It's hot, nasty and tough work for those lawmen and the game warden doing a job no one would want to do. Every time we show you it's hard to put words into what we're seeing out here. One of the main images of Hurricane Katrina was the FEMA trailers for folks who lost their homes. Now residents in Smith Point are wondering where they are going to live.
Your heart goes out to Joanne Brenner. She spent 40 years as a school counselor and in retirement wanted to spend her time enjoying Trinity Bay.
"It was perfect," she told us while crying.
Ike has now washed her dreams away.
"Dead cows in the yard, there are alligators coming up in the yard," she told us. "It's just unbelievable."

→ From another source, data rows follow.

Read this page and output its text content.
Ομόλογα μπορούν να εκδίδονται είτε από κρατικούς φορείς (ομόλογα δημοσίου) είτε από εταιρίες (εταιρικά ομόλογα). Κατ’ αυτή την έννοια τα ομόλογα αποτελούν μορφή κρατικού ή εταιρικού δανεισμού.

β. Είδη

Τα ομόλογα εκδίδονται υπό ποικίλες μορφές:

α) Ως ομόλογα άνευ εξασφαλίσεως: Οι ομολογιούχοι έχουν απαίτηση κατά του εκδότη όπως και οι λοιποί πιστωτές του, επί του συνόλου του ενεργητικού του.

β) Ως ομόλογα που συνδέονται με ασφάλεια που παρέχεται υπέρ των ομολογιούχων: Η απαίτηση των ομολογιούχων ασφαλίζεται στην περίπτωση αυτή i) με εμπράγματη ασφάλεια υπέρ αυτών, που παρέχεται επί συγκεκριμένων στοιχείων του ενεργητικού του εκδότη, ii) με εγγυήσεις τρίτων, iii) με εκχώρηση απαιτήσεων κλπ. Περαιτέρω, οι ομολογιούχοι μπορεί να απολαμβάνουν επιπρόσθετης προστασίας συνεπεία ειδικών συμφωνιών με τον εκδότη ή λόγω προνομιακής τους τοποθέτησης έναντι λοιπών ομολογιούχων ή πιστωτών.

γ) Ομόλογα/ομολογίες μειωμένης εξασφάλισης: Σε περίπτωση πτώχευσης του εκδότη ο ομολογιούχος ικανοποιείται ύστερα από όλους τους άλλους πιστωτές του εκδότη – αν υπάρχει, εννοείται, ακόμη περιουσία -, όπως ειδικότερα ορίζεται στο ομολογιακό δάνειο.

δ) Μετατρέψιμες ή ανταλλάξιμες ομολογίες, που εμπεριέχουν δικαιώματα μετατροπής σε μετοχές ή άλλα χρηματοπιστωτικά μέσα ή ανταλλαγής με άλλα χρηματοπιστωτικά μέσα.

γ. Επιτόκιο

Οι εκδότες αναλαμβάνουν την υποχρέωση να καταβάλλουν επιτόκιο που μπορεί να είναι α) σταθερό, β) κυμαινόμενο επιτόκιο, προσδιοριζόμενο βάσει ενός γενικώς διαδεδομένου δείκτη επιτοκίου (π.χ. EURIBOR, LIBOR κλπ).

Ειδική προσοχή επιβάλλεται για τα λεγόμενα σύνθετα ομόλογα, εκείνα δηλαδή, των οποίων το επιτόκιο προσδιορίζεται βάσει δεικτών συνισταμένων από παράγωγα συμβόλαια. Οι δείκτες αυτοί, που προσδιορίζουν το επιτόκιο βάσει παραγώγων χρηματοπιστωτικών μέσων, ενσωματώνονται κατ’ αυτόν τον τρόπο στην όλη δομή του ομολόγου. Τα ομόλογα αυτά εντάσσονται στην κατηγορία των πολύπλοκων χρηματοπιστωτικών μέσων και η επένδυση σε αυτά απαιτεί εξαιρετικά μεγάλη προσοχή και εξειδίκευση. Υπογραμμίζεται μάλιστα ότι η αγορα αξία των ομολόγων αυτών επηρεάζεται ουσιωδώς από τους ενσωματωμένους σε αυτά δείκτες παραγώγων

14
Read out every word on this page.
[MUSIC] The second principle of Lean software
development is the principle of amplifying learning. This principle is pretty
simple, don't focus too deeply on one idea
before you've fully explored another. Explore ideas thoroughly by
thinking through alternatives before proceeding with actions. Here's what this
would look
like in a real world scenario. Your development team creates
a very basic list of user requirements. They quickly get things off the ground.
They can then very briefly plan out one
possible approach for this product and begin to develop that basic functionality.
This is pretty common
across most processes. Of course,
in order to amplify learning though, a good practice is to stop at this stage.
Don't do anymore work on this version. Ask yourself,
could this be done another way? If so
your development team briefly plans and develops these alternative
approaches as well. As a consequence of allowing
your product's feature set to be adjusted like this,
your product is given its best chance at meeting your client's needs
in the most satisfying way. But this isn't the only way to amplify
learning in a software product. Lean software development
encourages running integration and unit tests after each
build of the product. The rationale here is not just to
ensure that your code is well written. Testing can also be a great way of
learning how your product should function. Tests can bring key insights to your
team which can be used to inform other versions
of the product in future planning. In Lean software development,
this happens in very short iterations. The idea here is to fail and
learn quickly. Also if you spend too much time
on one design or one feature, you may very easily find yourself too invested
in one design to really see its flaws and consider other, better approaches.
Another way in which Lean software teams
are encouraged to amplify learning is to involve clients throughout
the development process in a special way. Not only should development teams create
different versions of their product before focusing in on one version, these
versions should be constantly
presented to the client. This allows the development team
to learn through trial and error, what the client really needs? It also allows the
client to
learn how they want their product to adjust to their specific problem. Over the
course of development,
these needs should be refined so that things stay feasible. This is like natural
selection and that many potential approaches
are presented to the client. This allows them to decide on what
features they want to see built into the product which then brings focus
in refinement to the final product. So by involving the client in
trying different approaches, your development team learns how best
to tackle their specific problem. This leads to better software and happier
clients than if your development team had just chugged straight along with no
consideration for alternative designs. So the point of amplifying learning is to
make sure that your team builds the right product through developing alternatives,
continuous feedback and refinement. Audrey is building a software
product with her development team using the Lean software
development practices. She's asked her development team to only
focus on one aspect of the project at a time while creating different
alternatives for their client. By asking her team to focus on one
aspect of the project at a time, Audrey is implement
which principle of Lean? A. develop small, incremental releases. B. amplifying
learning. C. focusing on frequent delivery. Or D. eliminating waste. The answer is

She applied for help from FEMA.
"I told them, I lost everything, I have no place to live," she said.
And they said she was not eligible for support.
"I was devastated," Brenner said. "And I mean what does it take?"
Down the road, the grim search for victims begins. That effort is lead by a 3-year-old lab named Jackson.
"You feel bad sometimes for the families but as we say, if it was one of my family [members], you'd want the loved one to be found," said Port Arthur Police Detective Mark Holmes. "And hopefully if someone is missing we can find them and give them back to the family to have a decent goodbye."
It's tough going for those folks searching for victims. Some of the debris piles are 10 feet high. It's nasty and hot. You have to navigate through mosquitoes and wood.
My photographer Stephen Davis got a nail up through his rubber boot into his foot. That is one of the many things the crews have to work through as the dog, Jackson, and all of the folks who are working here tried to find what they hoped they don't find. But there are many people still missing.